DEVER DE INDENIZAR RECONHECIDO. CULPA
EXCLUSIVA DA VÍTIMA AFASTADA. É cediço que
o dono ou detentor de animal, responde
objetivamente pelos danos que este causar a
outrem, salvo se comprovada a culpa da vítima ou
força maior. Inteligência do art. 936 do CC/2002,
vigente à época do fato.

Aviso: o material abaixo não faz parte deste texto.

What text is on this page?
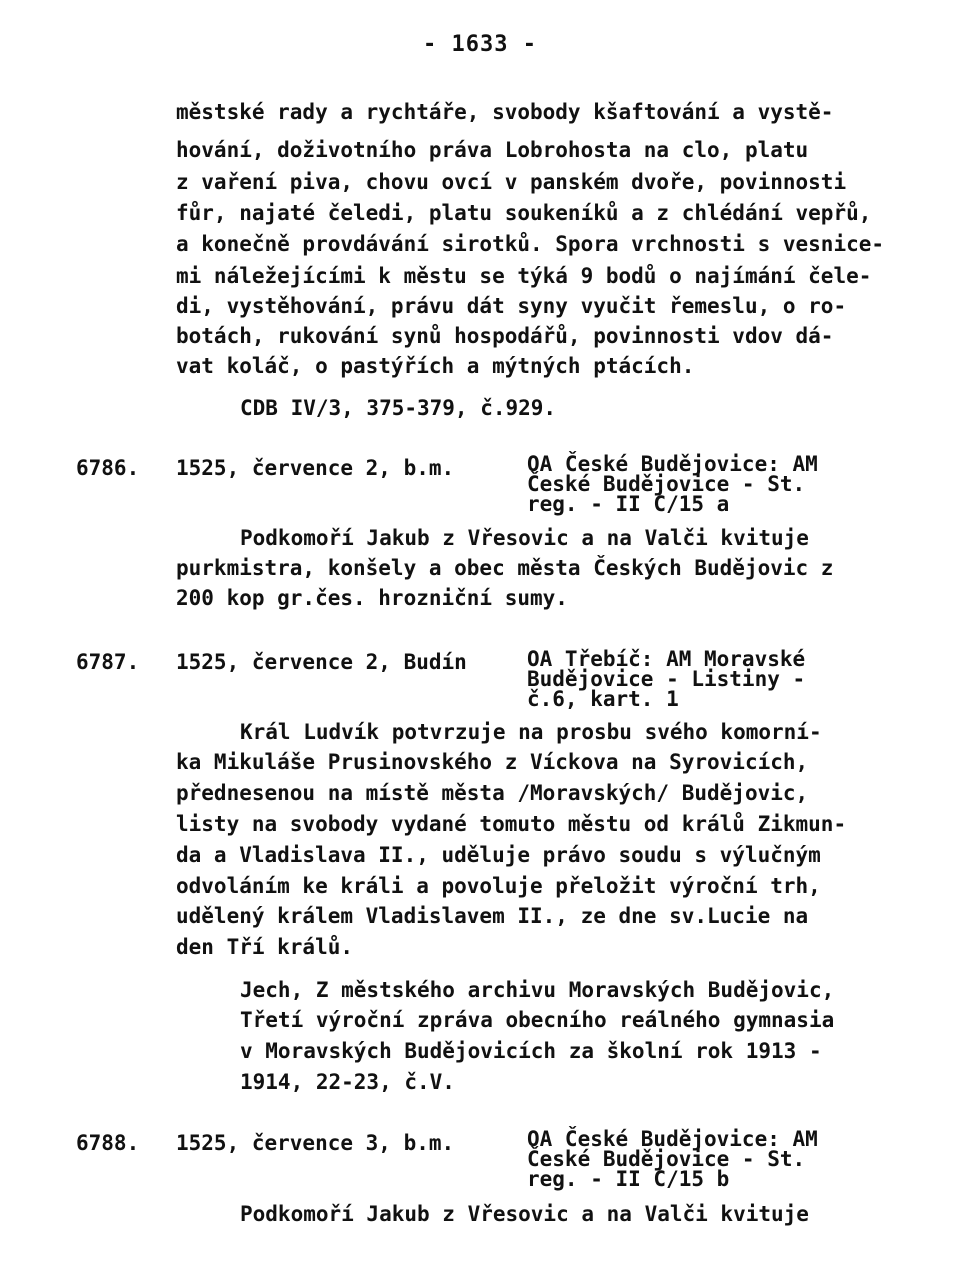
- 1633 -
městské rady a rychtáře, svobody kšaftování a vystě-
hování, doživotního práva Lobrohosta na clo, platu
z vaření piva, chovu ovcí v panském dvoře, povinnosti
fůr, najaté čeledi, platu soukeníků a z chlédání vepřů,
a konečně provdávání sirotků. Spora vrchnosti s vesnice-
mi náležejícími k městu se týká 9 bodů o najímání čele-
di, vystěhování, právu dát syny vyučit řemeslu, o ro-
botách, rukování synů hospodářů, povinnosti vdov dá-
vat koláč, o pastýřích a mýtných ptácích.
CDB IV/3, 375-379, č.929.
6786. 1525, července 2, b.m.	OA České Budějovice: AM
České Budějovice - St.
reg. - II C/15 a
Podkomoří Jakub z Vřesovic a na Valči kvituje
purkmistra, konšely a obec města Českých Budějovic z
200 kop gr.čes. hrozniční sumy.
6787. 1525, července 2, Budín	OA Třebíč: AM Moravské
Budějovice - Listiny -
č.6, kart. 1
Král Ludvík potvrzuje na prosbu svého komorní-
ka Mikuláše Prusinovského z Víckova na Syrovicích,
přednesenou na místě města /Moravských/ Budějovic,
listy na svobody vydané tomuto městu od králů Zikmun-
da a Vladislava II., uděluje právo soudu s výlučným
odvoláním ke králi a povoluje přeložit výroční trh,
udělený králem Vladislavem II., ze dne sv.Lucie na
den Tří králů.
Jech, Z městského archivu Moravských Budějovic,
Třetí výroční zpráva obecního reálného gymnasia
v Moravských Budějovicích za školní rok 1913 -
1914, 22-23, č.V.
6788. 1525, července 3, b.m.	OA České Budějovice: AM
České Budějovice - St.
reg. - II C/15 b
Podkomoří Jakub z Vřesovic a na Valči kvituje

Hipótese em que a autora,
que contava com seis anos de idade à época dos
fatos, ao estar brincando em área comum do
condomínio, foi atacada pelo cão de propriedade
do réu, resultando em lesões que necessitou de
sutura com 28 pontos, além do inegável prejuízo
estético. Culpa exclusiva da vítima não
reconhecida. Sentença mantida.
DANO
MORAL.
DESNECESSIDADE
DE
COMPROVAÇÃO. O prejuízo moral, in casu, é
corolário lógico do pavor e da dor física
experimentada pela autora, que foi atacada por um
cachorro reconhecidamente de grande porte.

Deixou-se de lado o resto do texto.